GroupAnagrams [source code]
public class GroupAnagrams {
static
/******************************************************************************/
class Solution {
public List<List<String>> groupAnagrams(String[] strs) {
Map<String, List<String>> map = new HashMap<> ();
for (String s : strs) {
String hash = hash (s);
map.computeIfAbsent (hash, key -> new ArrayList<> ()).add (s);
}
return new ArrayList<> (map.values ());
}
String hash (String s) {
int[] counts = new int[26];
char[] chs = s.toCharArray ();
for (char c : chs)
counts[c - 'a']++;
StringBuilder sb = new StringBuilder ();
for (int count : counts)
sb.append (count + "");
return sb.toString ();
}
}
/******************************************************************************/
public static void main(String[] args) {
GroupAnagrams.Solution tester = new GroupAnagrams.Solution();
}
}
group的题目, 感觉除了用HashTable也没有其他什么特别好的思路了;
大概有点思路, 核心就是计算一个hash, 直接开写; 另外, 写的过程当中发现, 这题好像用integer hash不行, 最后得到的数字肯定能够溢出掉int, 就算用的base是10; 而且10本身其实还未必够大, base其实最好还是用string的长度; 所以最后干脆直接用string hash来写算了;
最后很轻松的写出来一次AC, 但是速度是105ms (2%), 这个就有点不对头了, 这题应该是漏掉了点什么东西;
editorial
Approach #1: Categorize by Sorted String [Accepted]
Intuition
Two strings are anagrams if and only if their sorted strings are equal.
Algorithm
Maintain a map ans : {String -> List} where each key
K is a sorted string, and each value is the list of strings from the initial input that when sorted, are equal to
K.
In Java, we will store the key as a string, eg. code. In Python, we will store the key as a hashable tuple, eg. ('c', 'o', 'd', 'e').
class Solution {
public List<List<String>> groupAnagrams(String[] strs) {
if (strs.length == 0) return new ArrayList();
Map<String, List> ans = new HashMap<String, List>();
for (String s : strs) {
char[] ca = s.toCharArray();
Arrays.sort(ca);
String key = String.valueOf(ca);
if (!ans.containsKey(key)) ans.put(key, new ArrayList());
ans.get(key).add(s);
}
return new ArrayList(ans.values());
}
}
很直接的做法;
Approach #2: Categorize by Count [Accepted]
Intuition
Two strings are anagrams if and only if their character counts (respective number of occurrences of each character) are the same.
Algorithm
We can transform each string
s into a character count,
count, consisting of 26 non-negative integers representing the number of
a's,
b's,
c's, etc. We use these counts as the basis for our hash map.

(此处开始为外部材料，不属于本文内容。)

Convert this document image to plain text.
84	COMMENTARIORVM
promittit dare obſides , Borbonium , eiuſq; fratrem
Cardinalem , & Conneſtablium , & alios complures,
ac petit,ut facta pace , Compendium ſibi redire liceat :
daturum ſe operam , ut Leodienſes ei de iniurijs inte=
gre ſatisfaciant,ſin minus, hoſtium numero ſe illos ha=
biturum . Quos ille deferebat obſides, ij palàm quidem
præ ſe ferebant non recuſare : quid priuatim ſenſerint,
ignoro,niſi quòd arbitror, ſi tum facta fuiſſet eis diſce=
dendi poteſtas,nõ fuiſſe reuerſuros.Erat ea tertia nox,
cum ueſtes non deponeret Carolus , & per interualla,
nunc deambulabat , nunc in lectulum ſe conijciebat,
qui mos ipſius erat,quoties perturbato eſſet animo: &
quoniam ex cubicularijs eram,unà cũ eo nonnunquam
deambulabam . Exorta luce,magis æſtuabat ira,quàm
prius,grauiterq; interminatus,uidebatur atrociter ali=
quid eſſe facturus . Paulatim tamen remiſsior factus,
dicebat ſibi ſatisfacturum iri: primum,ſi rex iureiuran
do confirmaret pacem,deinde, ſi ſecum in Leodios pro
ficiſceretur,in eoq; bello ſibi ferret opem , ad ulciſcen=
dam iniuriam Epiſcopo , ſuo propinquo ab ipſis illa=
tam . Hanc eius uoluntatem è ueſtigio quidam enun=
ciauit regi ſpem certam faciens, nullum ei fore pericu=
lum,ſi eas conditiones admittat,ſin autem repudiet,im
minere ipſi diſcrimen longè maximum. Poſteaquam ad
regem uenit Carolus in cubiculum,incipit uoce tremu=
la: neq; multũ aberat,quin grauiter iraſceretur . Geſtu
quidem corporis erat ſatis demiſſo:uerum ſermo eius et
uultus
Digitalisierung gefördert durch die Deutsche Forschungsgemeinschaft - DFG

In Java, the hashable representation of our count will be a string delimited with '#' characters. For example, abbccc will be #1#2#3#0#0#0...#0 where there are 26 entries total. In python, the representation will be a tuple of the counts. For example, abbccc will be (1, 2, 3, 0, 0, ..., 0), where again there are 26 entries total.
class Solution {
public List<List<String>> groupAnagrams(String[] strs) {
if (strs.length == 0) return new ArrayList();
Map<String, List> ans = new HashMap<String, List>();
int[] count = new int[26];
for (String s : strs) {
Arrays.fill(count, 0);
for (char c : s.toCharArray()) count[c - 'a']++;
StringBuilder sb = new StringBuilder("");
for (int i = 0; i < 26; i++) {
sb.append('#');
sb.append(count[i]);
}
String key = sb.toString();
if (!ans.containsKey(key)) ans.put(key, new ArrayList());
ans.get(key).add(s);
}
return new ArrayList(ans.values());
}
}
这个就是我的做法啊, 为什么我的这么慢;
哦, 他这个也很慢, 那心理平衡了;
@wz366 said in Share my short JAVA solution:
public class Solution {
public List<List<String>> groupAnagrams(String[] strs) {
if (strs == null || strs.length == 0) return new ArrayList<List<String>>();
Map<String, List<String>> map = new HashMap<String, List<String>>();
for (String s : strs) {
char[] ca = s.toCharArray();
Arrays.sort(ca);
String keyStr = String.valueOf(ca);
if (!map.containsKey(keyStr)) map.put(keyStr, new ArrayList<String>());
map.get(keyStr).add(s);
}
return new ArrayList<List<String>>(map.values());
}
}
没有新鲜感的解法; 不过sort之后的string直接作为hash, 这个点子还是值得学习一下的;
底下好像有争论, 实际上, editorial2这种counts hash的方法的复杂度应该是NK, 而这里这个sort的方法是NKlgK, 但是实际上这个sort的方法要快的多, 不知道什么鬼;
@jdrogin said in Share my short JAVA solution:
@wz366 nice solution, I think the basic idea of forming the grouping key by sorting the characters in each string is the best option. But, there are different approaches to sorting the strings. Seems counting sort is the best option for this sort given that the values are confined to a narrow range. Here's my solution using counting sort. Notice the optimization of re-using the counting map to reduce dynamic memory allocations.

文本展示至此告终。